クリムは文を書き付ける。導入分は美辞麗句を並べ、昨今の饑饉を気遣う内容から始まる。遠回りな文章、無論これは命令文ではない、根回しは貴族の社交の一環である。クリムは無礼にならぬよう細心の注意を払う、金家となると格下だ多少の上から目線は必要だ。だがそれが過ぎると不満を買う。
クリムは筆を止める、ここから先は肝心の農業政策に関わる。内容を吟味しなければならない。
「近くアノン家領にて大勅令第二号に基づきジャガイモ栽培の見学会が執り行われます。是非ご参加頂きたくこの書状をしたためております……。残念ながらアノン家の収容人数を超えるため、野営の準備をお願いいたします。ジャガイモは国王陛下も召し上がられ、その味にご満足いただきました。また作付けも容易であり……」
クリムは文を諳んじる。悩みどころだ、どう伝えればジャガイモ見学会に興味を抱かせられるか、自由農民の定着という最終目標を達成できるか。
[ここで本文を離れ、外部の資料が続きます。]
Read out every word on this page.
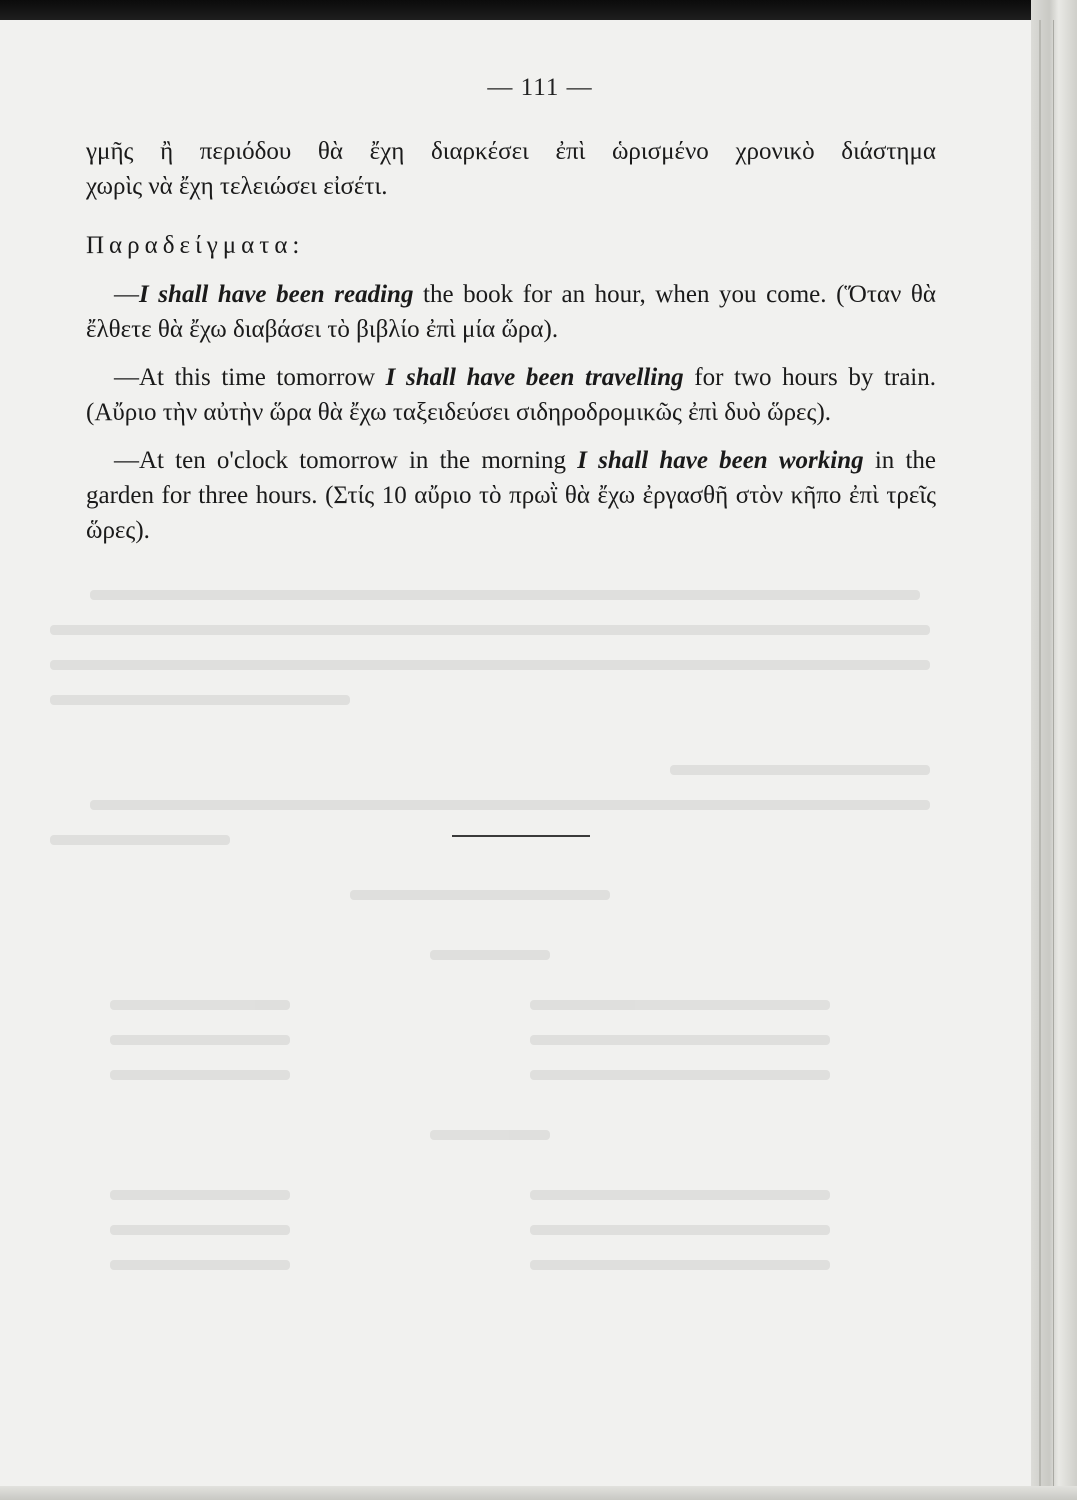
— 111 —

γμῆς ἢ περιόδου θὰ ἔχη διαρκέσει ἐπὶ ὡρισμένο χρονικὸ διάστημα

χωρὶς νὰ ἔχη τελειώσει εἰσέτι.

Παραδείγματα:

—I shall have been reading the book for an hour, when you come. (Ὅταν θὰ ἔλθετε θὰ ἔχω διαβάσει τὸ βιβλίο ἐπὶ μία ὥρα).

—At this time tomorrow I shall have been travelling for two hours by train. (Αὔριο τὴν αὐτὴν ὥρα θὰ ἔχω ταξειδεύσει σιδηροδρομικῶς ἐπὶ δυὸ ὥρες).

—At ten o'clock tomorrow in the morning I shall have been working in the garden for three hours. (Στίς 10 αὔριο τὸ πρωῒ θὰ ἔχω ἐργασθῆ στὸν κῆπο ἐπὶ τρεῖς ὥρες).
「収穫高はアノン家だけでも……。ユミナ様、ジャガイモはどれほどの収穫高なのですか」
「種の九倍らしいぞ、それでも全力ではないらしい。どうも肥料が必要と言うことだ」
「九倍、スミナの方が取れ高は高いのでは?」
「いや痩せた土地でも育つ上、一個一個が大きい、腹にもたまるし旨い」
ユミナは二本目のラッキーストライクへ手を伸ばす。
「なるほど。では、えー、通常の畑においても植え付けが可能であり、その取れ高は種の九倍となります。ジャガイモは腹持ちが良く、目下最大の懸念である飢餓にも有効な作物であります。我がシルタ家においてもその生産力を注視しており、農奴の派遣を…… いや、農奴の話は不要か、すでに金家は移民団を送っていると」
クリムは茶をすする、肩を回しストレッチする。
「……注視ししており、今後我が領地でもジャガイモの物納による税制改革を予定しております。税制改革によりスミナ荘園による賦役を超える収入が見込まれ、貴家における税制改革もご検討頂きたく存じます」
クリムは自由農民という表記を避ける、貴族にとっては農奴を直接支配する方が聞こえが良い。それに階級制度の改革は農業とあまり関係が無さそうであり、この農業を取り扱う文章において唐突な内容である。
「自由農民についてはもう少し踏み込んでいいのでないか」
「いえ、内容が唐突すぎるかと。階級制度の改革と農業は結びつかないと思いまして」
「ふむ、考えがあるならよい」
「見学会は近日中に開かれる予定であり、新任の農業大臣閣下が主催します。閣下は異界の人間であり多少の無礼はあるかもしれません、その際は異界の者であることを念頭に寛大なお心でお許しいただきますようよろしくお願い致します」
「そんな所でいいだろう、正式な御触れは後日出す。細かい話はそっちでいいだろう、この
文の目的はあくまで知らしめるだけでいいのだ」
「畏まりました」
クリムは猛然と文を書き始める。これを何十通と送るのだ、クリムは腹をくくる。